Nov. 1, 2011 (ShapeShiftas) -- I was missing good bread, bakery bread, chewy "artisan" bread, baguettes in particular. Like the kind you can pick up in the city for dinner and carry fetchingly under your arm on your way home from work. Our last apartment in New York was over a French restaurant, and our landlords would get sacks of baguettes delivered early in the morning to our building's little vestibule. (I swear, Marcel, we never took even one!)
I had yet to discover Red Hen Bakery's almost perfect artisan breads, baked in Vermont and carried in upscale food co-ops and farmers' markets (or, "Farmers' Markets," which are to Vermont as Dean & Deluca's is to New York). I had patriotically bought Norwich, Vermont's own King Arthur Flour cookbook, second in size only to Larousse's Gastronomique on my shelf, intending to learn how to bake. I even pretty much mastered pizza dough after two years of trying, thanks to Eric's tutelage & Earl's recipe.
So, since I am striving to be the self-sufficient, homestead-hippie-chic (that's sheek) baking super-mom that my Vermont country life seems to demand, I declared, "Baguettes are flour, water, yeast, and salt.

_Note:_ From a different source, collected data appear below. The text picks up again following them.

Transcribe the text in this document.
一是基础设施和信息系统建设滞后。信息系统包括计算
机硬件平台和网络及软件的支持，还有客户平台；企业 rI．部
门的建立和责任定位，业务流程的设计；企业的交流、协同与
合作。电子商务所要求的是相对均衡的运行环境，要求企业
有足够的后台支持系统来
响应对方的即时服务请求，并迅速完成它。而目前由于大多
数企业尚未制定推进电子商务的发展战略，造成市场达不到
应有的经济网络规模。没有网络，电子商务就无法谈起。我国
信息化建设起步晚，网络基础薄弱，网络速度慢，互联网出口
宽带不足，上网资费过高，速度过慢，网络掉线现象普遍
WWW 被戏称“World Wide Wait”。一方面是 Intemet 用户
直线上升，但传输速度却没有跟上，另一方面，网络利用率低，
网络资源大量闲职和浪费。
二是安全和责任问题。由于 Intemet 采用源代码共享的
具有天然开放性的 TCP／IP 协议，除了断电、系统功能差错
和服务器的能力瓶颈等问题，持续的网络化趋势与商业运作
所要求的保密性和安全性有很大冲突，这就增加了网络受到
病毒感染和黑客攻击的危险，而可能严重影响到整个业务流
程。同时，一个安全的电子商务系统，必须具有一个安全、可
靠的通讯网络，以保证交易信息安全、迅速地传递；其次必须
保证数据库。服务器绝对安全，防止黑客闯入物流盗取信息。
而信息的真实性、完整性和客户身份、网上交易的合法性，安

People have been making bread since Ancient Times at least. I'm an Artisan, too! How Hard Could It Be?"
Oh, dear. This innocent question has gotten me in trouble before, this query and its evil twin, How Expensive Could It Be? I should have learned by now. After living in New York and having two girls, the answer to both questions is -- additional zeros. How hard? Add a zero or so to the time you think it will take. How expensive? Keep adding zeros. 1-10-100-1000-10,000-, hours or dollars, ad infinitum.
Well, so I tried, and I try, to bake a simple baguette. Each time, it is missing that certain je ne sais quoi. I follow the pages of Baguette Theory and Construction in the KAF baking book soooooo carefully, I swear. I make the poolish and am so happy to learn what that word means. I think about wild yeast and weighing vs. measuring (weighing is supposed to be better). I steam my oven and spray my loaves. The next thing will be to try out the wood-fired oven above the fireplace that looked so cool (+$$$) when we were moving here but we have yet to use.

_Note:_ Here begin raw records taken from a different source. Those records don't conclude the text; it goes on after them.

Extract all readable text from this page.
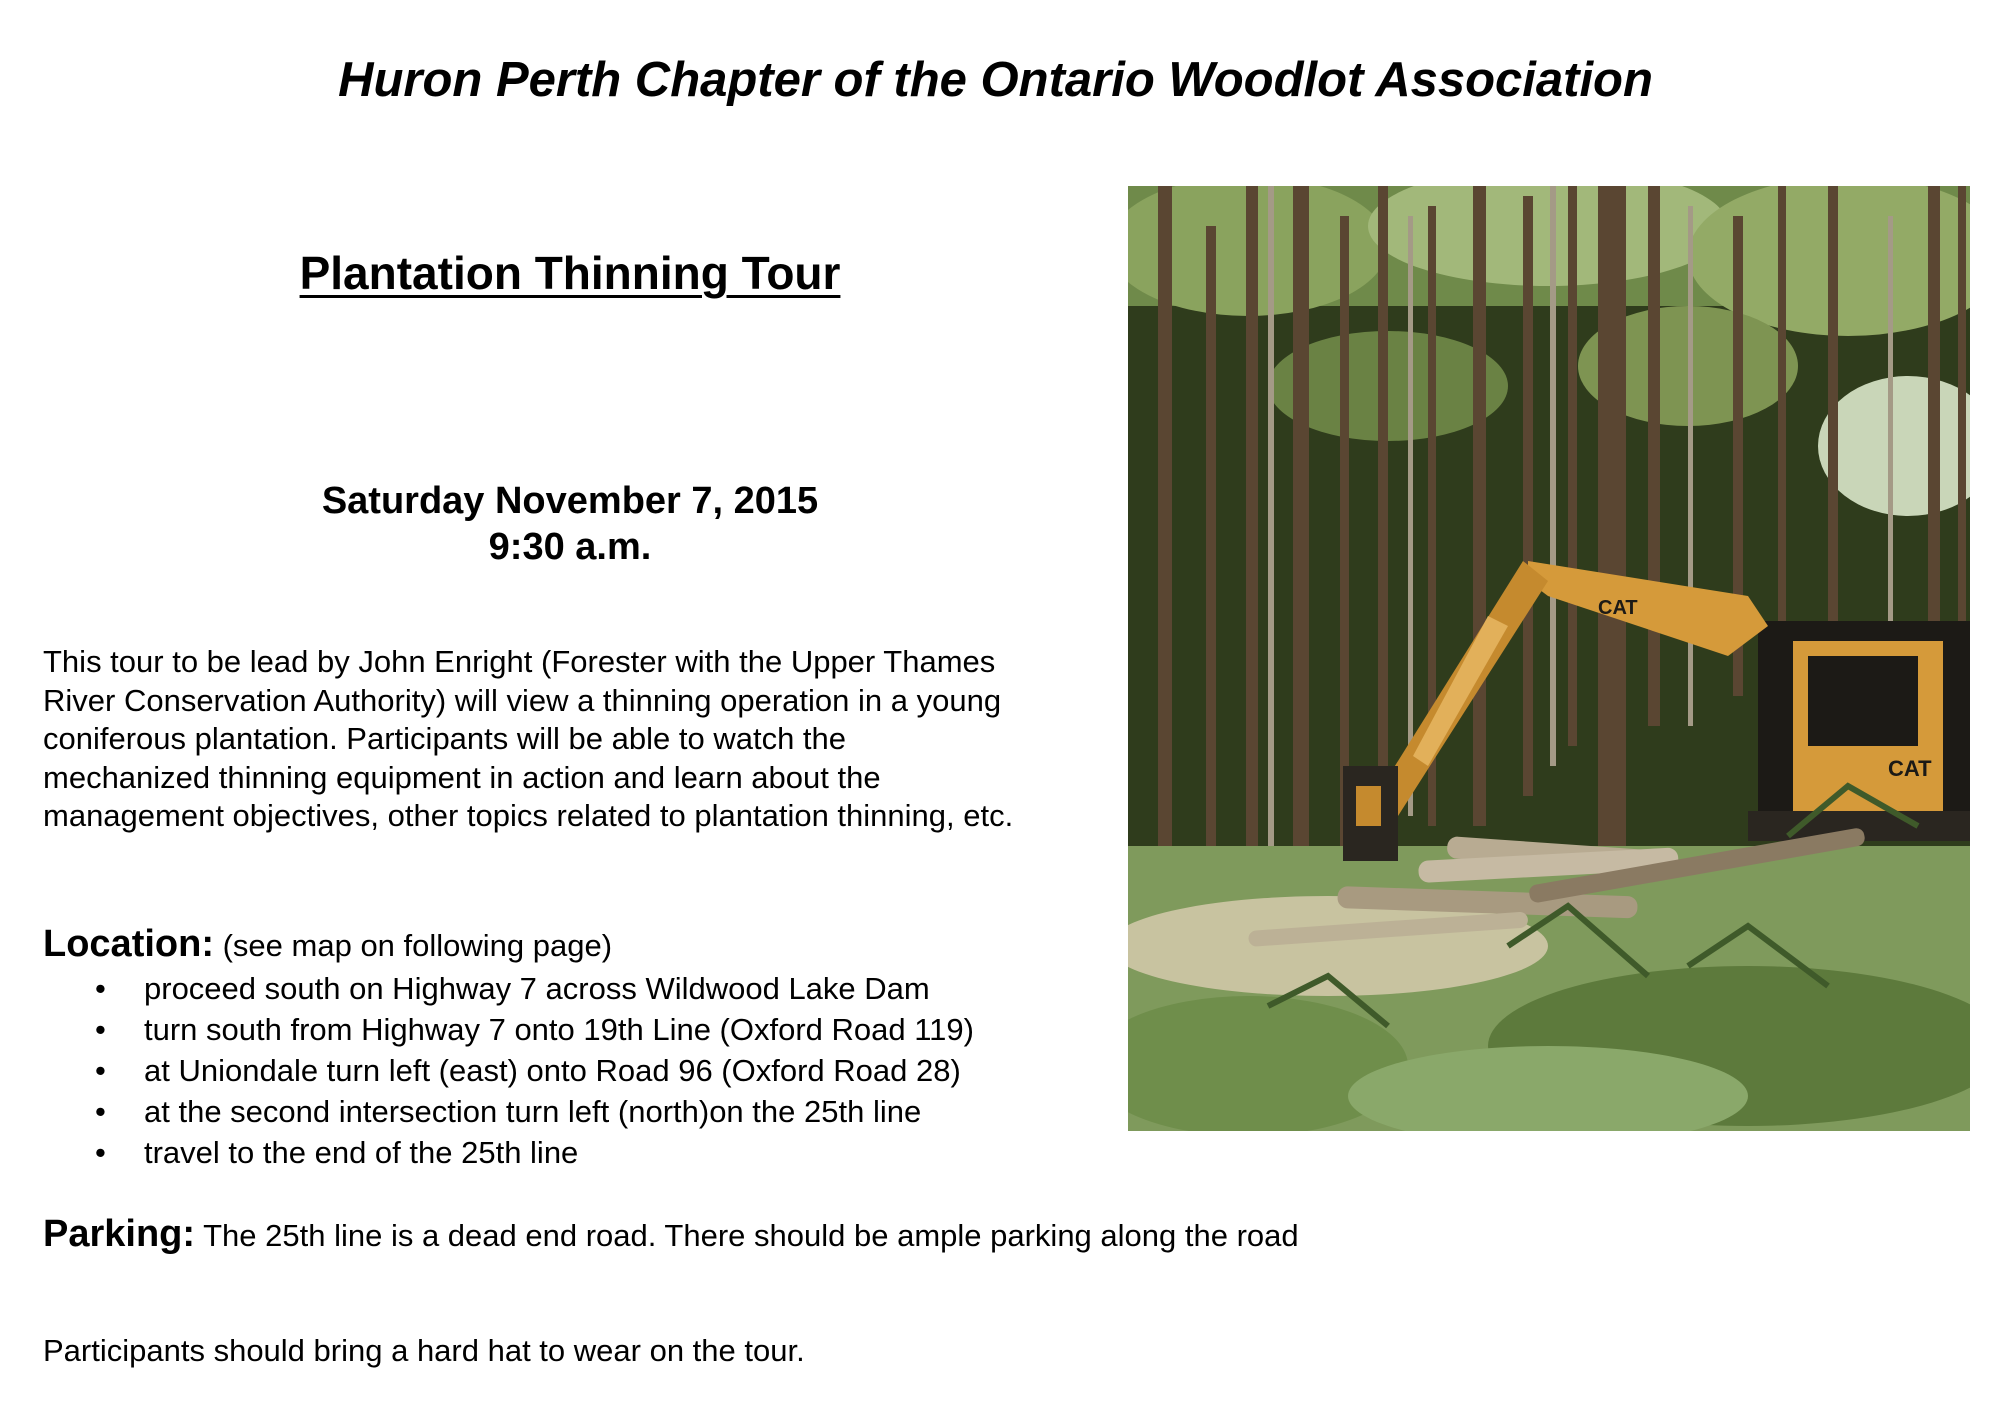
Huron Perth Chapter of the Ontario Woodlot Association
Plantation Thinning Tour
Saturday November 7, 2015
9:30 a.m.
This tour to be lead by John Enright (Forester with the Upper Thames
River Conservation Authority) will view a thinning operation in a young
coniferous plantation. Participants will be able to watch the
mechanized thinning equipment in action and learn about the
management objectives, other topics related to plantation thinning, etc.
Location: (see map on following page)
• proceed south on Highway 7 across Wildwood Lake Dam
• turn south from Highway 7 onto 19th Line (Oxford Road 119)
• at Uniondale turn left (east) onto Road 96 (Oxford Road 28)
• at the second intersection turn left (north)on the 25th line
• travel to the end of the 25th line
Parking: The 25th line is a dead end road. There should be ample parking along the road
Participants should bring a hard hat to wear on the tour.
CAT
CAT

Now, I am not trying to offer up another cooking blog here, although I do love to cook and consider it a creative and giving act. I'm more struck by how this simple, basic, perfect baguette is so hard to achieve. Just like a bias-cut dress, or a porcelain bowl, my bread seems basic, easy. But its seemingly simple list of ingredients only adds up to "Baguette" if everything is worked just so. You only get the Perfection if you master the Simplicity.
Quakers, Friends, say that Simplicity is one of the six virtues by which we should live our lives. There is a handy acronym to remember all six -- SPICES -- Simplicity, Peace, Integrity, Community, Empathy, and (s**t, what IS that last one??? Oh, I remember!) Service. I aspire to them all, but Simplicity, I struggle with. We moved to Vermont for a simpler life, but have ended up with hours and hours spent driving to get to things that were just out the door in New York. I think about simplification when I design, because I want my dresses or my pillows to be easily produced, but then I like to trim things up so they "pop". (I guess I'm more Versace than Armani, in my designs at least.)
Simplicity is hard to achieve, in cooking, in drawing, in life. I find it hard to resist piling on, adding all the bells-and whistles. While a tricky design may be hiding bad execution, mistakes can't be hidden in a simple one. You can make bruschetta or croutons from your failed baguettes, just like you can slap a bunch of beads or an asymmetrical hemline onto an off-kilter dress. But the perfection of Simple, so much harder than it could be, is worth striving for, even if does take adding a few more zeros.